The long tail idea, which was first described by Chris Anderson in 2004, is that when a very large number of users are given a very large number of items to choose from, especially in an online environment with virtually unlimited “shelf space” and easy access, a very wide variety of items will be chosen. Anderson proposed the idea especially to describe commercial sites such as Amazon and Netflix, but it has also been seen as a good fit for libraries, and especially online library/book sources, such as Google Books.

So — Yes — There has been discussion of Google Books and the long tail. For the most part, though, this has been on a conceptual, non-numeric level. The statement by Clancy is valuable because it’s the first time there have been actual numbers provided by Google sources to back up the conceptual ideas. And, indeed, striking numbers they are — every month, half of the out-of-copyright books — i.e. old books — in Google Books are getting significant use. The long tail will certainly be even longer when newer books are made available after the October 2008 settlement goes into effect.
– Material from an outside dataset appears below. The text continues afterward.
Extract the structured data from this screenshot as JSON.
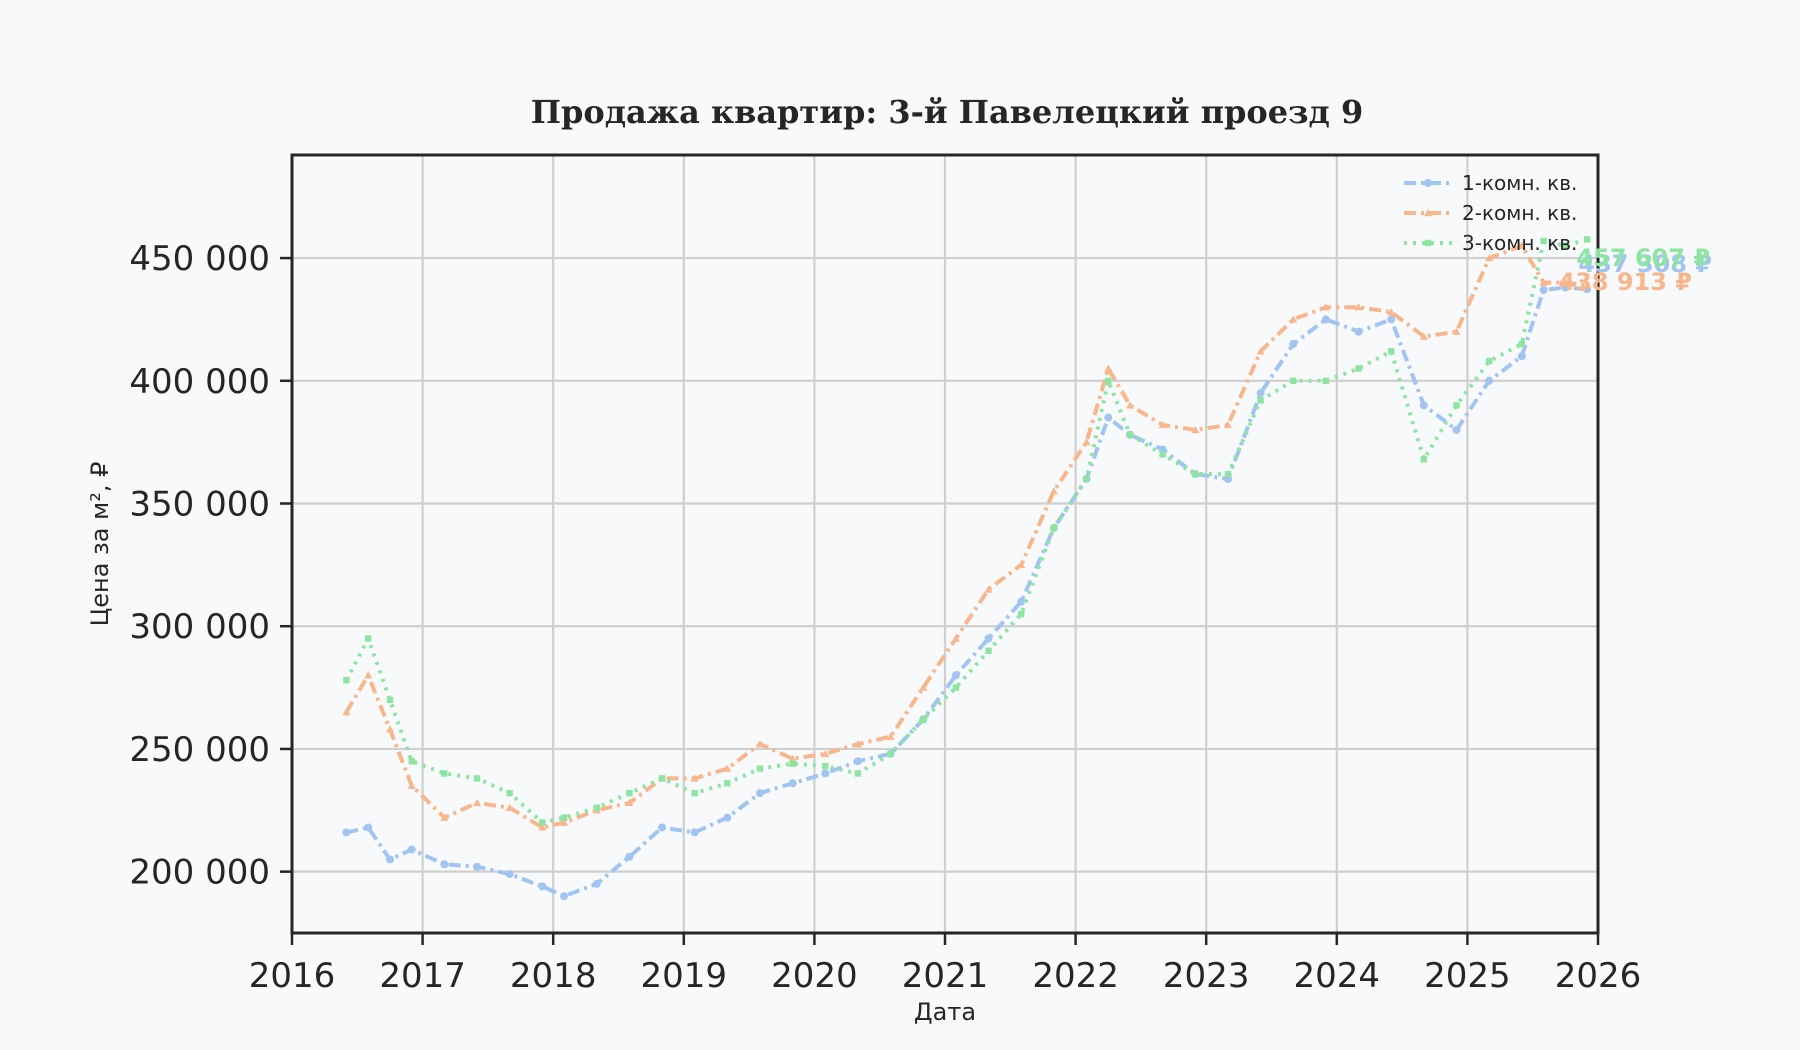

The best numeric data that I’ve found on Google Books and the long tail is given in an article by Tim O’Reilly in 2006, which compares sales of O’Reilly Media book titles, as reported by Nielsen Bookscan, with page views from Google Books. As the graph (at left) from that article shows, the Google Books page views (in red) have a very long, almost flat, tail, in contrast with the relatively short tail for actual sales of book titles (in blue). Incidentally, the graph shown here has a bad link in the O’Reilly article, so all that displays is the file name; I did some digging on the O’Reilly site to find it here. (Feb 11: Bad link for this image and others in O’Reilly article are fixed, after I noted them in a comment.)

The closest thing I have found to other long tail numeric data relating to online books is reported in a 2006 article by Jason Epstein:

According to Mark Sandler of the University of Michigan Library, in an essay in Libraries and Google, an experiment by the library involving the digitization of 10,000 “low use” monographs offered on the Web produced “between 500,000 and one million hits per month.”

I suspect the realization of the “power of the long tail” shown in this experiment contributed to the University of Michigan opting to be one of the original library partners in the Google Books project.